Adventure Cycling in the Snoqualmie Forest

Adventure rides

Although there has been niche interest in gravel cycling in the Northwest since the mid-2000s, the subdiscipline is experiencing a boom in interest as riders look for car-free alternatives that emphasize fun with friends over Strava KOMs.

“Seat Belts Required”

The Snoqualmie Forest (aka (“Campbell Global”), near Fall City and Carnation, is among the most popular gravel destinations in the Seattle area. Snoqualmie Forest is a gigantic tree farm managed by managed by Campbell Global, LLC. Access to hike, bicycle and horseback ride requires a permit.

Tom Sumter the ride’s high point. As you can see, gravel cycling rejuvenates Tom, and and refers to it as *Vitamin G.*

On a glimmering autumn day last October I joined High Performance Cycling teammates Tom Sumter and Lois Kepler Smith for an all-day mostly off-road adventure with a little “hike-a-bike” thrown in for good measure. Tom loves the cycling in the Snoqualmie Forest and was excited to turn us on to his favorite venue. Tom rides gravel almost exclusively, and has an affinity for the “adventure” end of the spectrum. As defined by Michael Pruitt, another prominent local gravel enthusiast, “adventure” gravel rides include *hiking.*

Tom Sumter shoulders a bike as he scrambles up a “hike a bike” section where we connected from one road to another.

Although our route was *mostly* planned, there were a few freelance sections where we did some “hike-a-bike” to attempt connecting adjacent roads. Hence, this was in the “adventure” category of gravel rides. In contrast to the popular and growing “gravel fondo” scene, this kind of ride is all about having a great day of cycling adventure with friends.
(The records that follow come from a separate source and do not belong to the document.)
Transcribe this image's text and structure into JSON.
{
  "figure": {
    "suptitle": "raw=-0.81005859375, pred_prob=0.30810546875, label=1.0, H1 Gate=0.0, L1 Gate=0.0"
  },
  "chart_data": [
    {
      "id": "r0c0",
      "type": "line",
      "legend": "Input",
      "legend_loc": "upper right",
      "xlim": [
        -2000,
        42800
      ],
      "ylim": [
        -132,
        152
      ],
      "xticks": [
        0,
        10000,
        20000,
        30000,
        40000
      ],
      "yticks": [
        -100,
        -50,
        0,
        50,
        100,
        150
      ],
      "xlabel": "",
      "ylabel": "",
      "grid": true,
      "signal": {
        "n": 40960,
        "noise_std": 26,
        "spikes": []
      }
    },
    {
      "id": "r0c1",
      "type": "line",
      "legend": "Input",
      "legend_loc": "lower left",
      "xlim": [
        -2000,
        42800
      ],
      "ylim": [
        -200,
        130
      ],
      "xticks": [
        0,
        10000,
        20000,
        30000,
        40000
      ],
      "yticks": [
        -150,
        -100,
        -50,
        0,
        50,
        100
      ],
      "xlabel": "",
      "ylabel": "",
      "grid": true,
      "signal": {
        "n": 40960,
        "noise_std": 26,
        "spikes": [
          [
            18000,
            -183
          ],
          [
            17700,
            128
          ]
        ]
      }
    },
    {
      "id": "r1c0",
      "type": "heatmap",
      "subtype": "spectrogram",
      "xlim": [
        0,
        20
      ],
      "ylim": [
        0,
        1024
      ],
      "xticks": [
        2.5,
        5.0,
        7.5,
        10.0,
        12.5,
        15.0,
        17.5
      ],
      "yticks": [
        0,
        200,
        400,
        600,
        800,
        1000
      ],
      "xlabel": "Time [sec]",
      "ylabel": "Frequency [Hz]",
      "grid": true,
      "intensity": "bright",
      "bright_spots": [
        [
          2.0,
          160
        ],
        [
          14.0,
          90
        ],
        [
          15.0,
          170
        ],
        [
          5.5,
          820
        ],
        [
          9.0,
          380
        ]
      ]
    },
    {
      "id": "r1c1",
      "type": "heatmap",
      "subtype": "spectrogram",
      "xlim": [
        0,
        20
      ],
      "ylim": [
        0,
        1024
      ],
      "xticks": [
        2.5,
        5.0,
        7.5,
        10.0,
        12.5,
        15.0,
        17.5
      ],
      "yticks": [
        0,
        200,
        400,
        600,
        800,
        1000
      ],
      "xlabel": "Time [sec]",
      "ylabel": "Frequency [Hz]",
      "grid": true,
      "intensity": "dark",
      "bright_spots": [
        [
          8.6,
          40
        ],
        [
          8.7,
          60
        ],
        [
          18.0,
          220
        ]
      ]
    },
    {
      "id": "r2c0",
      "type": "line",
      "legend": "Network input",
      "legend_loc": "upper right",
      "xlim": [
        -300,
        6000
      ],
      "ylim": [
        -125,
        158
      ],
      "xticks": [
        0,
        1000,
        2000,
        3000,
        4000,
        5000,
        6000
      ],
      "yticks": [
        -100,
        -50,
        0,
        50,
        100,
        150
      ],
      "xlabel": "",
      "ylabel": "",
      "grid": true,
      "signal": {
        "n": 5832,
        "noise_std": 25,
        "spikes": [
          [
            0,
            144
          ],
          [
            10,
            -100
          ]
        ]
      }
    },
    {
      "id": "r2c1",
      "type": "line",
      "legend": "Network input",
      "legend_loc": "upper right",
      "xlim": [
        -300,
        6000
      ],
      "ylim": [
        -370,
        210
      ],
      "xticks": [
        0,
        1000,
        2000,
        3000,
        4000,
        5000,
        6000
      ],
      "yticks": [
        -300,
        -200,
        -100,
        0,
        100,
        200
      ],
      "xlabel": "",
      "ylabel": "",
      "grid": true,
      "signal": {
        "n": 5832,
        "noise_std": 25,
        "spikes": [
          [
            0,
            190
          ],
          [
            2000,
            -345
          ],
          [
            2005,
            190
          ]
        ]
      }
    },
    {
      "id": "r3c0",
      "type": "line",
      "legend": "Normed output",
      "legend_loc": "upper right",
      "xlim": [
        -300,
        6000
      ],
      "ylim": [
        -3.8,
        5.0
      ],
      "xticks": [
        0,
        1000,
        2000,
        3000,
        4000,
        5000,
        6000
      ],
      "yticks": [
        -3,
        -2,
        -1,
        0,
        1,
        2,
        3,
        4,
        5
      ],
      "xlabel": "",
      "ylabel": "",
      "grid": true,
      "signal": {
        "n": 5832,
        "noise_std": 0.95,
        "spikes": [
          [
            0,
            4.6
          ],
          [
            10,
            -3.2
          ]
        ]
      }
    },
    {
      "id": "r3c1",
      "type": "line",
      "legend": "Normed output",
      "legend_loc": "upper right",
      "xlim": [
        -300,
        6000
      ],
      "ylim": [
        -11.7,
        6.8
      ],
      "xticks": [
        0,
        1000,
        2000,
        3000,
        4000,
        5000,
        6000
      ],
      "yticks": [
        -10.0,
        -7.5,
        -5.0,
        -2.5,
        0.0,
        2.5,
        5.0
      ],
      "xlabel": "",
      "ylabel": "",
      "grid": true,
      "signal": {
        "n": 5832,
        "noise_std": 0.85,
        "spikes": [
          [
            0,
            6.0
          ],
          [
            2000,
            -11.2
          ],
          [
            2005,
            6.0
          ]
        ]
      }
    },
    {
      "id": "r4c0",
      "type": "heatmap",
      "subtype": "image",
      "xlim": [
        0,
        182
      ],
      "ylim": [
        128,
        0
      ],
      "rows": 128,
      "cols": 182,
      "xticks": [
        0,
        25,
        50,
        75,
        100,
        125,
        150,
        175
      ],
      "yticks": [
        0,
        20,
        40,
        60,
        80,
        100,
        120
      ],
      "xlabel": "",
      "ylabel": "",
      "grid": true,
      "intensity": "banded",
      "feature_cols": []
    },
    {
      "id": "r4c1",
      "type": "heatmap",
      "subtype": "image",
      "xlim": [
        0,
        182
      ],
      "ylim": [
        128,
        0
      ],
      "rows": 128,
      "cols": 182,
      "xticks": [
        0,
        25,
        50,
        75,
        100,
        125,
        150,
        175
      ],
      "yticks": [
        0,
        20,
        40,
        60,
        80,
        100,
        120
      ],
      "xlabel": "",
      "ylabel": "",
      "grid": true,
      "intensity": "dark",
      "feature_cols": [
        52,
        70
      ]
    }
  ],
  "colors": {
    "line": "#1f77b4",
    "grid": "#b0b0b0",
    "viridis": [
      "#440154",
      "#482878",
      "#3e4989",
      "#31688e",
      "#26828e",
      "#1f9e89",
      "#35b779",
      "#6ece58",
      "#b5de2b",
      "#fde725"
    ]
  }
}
If you are new to gravel cycling, expect a 100km adventure ride to be pretty much an all-day outing.

Although close to civilization, the Snoqualmie Forest is remote enough that you need to be prepared for a worst case scenario. Tom advised us to bring extra food, several tubes, a multi-tool, several CO2 cartridges, a hand pump, and extra clothing.

Lois Kepler Smith and Tom Sumter regroup for the photographer.

Our other riding buddy for the day, Lois, is a recent data science PhD and transplant to the Northwest from Michigan. Lois has an effervescent, energetic personality and has vigorously jumped into the deep end of the Northwest’s cycling community: She is a Cascade Bicycle Club ride leader and has been competing for the Egencia Cycling Team in cyclocross and mountain biking.

This ride began at Fall City Community Park. Good to know: There is an outhouse located adjacent to the ball field. Although the parking area is adjacent to Hwy 203, just as you’d park in any rural location, I recommend not leaving valuables in your car. There are actually a number of fine places to park adjacent to the Snoqualmie Valley Trail. On another gravel outing I started at Nick Loutsis Park in Carnation.

Lois Kepler Smith, a data scientist, in a state of awe as she verifies that the road grade we just climbed was approximately 20%.

Our route included a long climb that got steeper and steeper as we progressed. Tom stopped at a slight ease in the pitch where we took a look at the valley below. Meanwhile, Lois kept checking her Garmin to verify that we were on a ~20% slope.

Surveying the myriad of options high in the Snoqualmie Forest.

This was the beginning of two revelations about my new-ish Specialized Diverge “all-road” bike, and about the gravel bike category in general. At that moment, on that 20% grade of loose gravel, capabilities of the rider aside, the Diverge was inadequate to the task. After the regroup, we attempted to continue up the hill. Unfortunately, the combination of steepness and loose surface made it nearly impossible to stay upright for very long. Both Lois and I were flummoxed. Tom was riding a gravel-specific bike he had assembled himself (not to mention being a skilled climber) and was able to ascend another quarter mile before he too finally cried uncle.

I thought: “I’m pretty sure I could have pedaled that section with a mountain bike.” Which made me question my bike purchase. When I bought the Diverge I knew I was making some compromises. I wanted a bike for urban riding as well as gravel, and the Diverge is a bike that does both ok. This part of the ride just happened to expose the limitations of this kind of bicycle.

After pushing the Diverge to its limits on this ride, it deserved a little TLC.

The rest of the ride trended downhill, which was where I had the second revelation: Drop handlebars don’t work that well on long, high-speed, washboard descents. I found it extraordinarily difficult to hold on to the handlebars and brake as the bike bounced and skittered down the road. My forearms repeatedly cramped as I tried to maintain a loose grip while also braking. On some of the longer straightaway descents I just let the bike roll, but would have preferred to have more control over my speed. Horizontal bars would have made it easier to feel in control fo the bike. Once again I felt like a mountain bike would have been a better equipment choice for this particular ride. The bike I was craving that day does exist: the OPEN ONE+.

With sunlight waning, we opted to finish the final couple of miles with a speedy paceline along Hwy 202, but we could have returned to the start point at the Snoqualmie Valley Trail.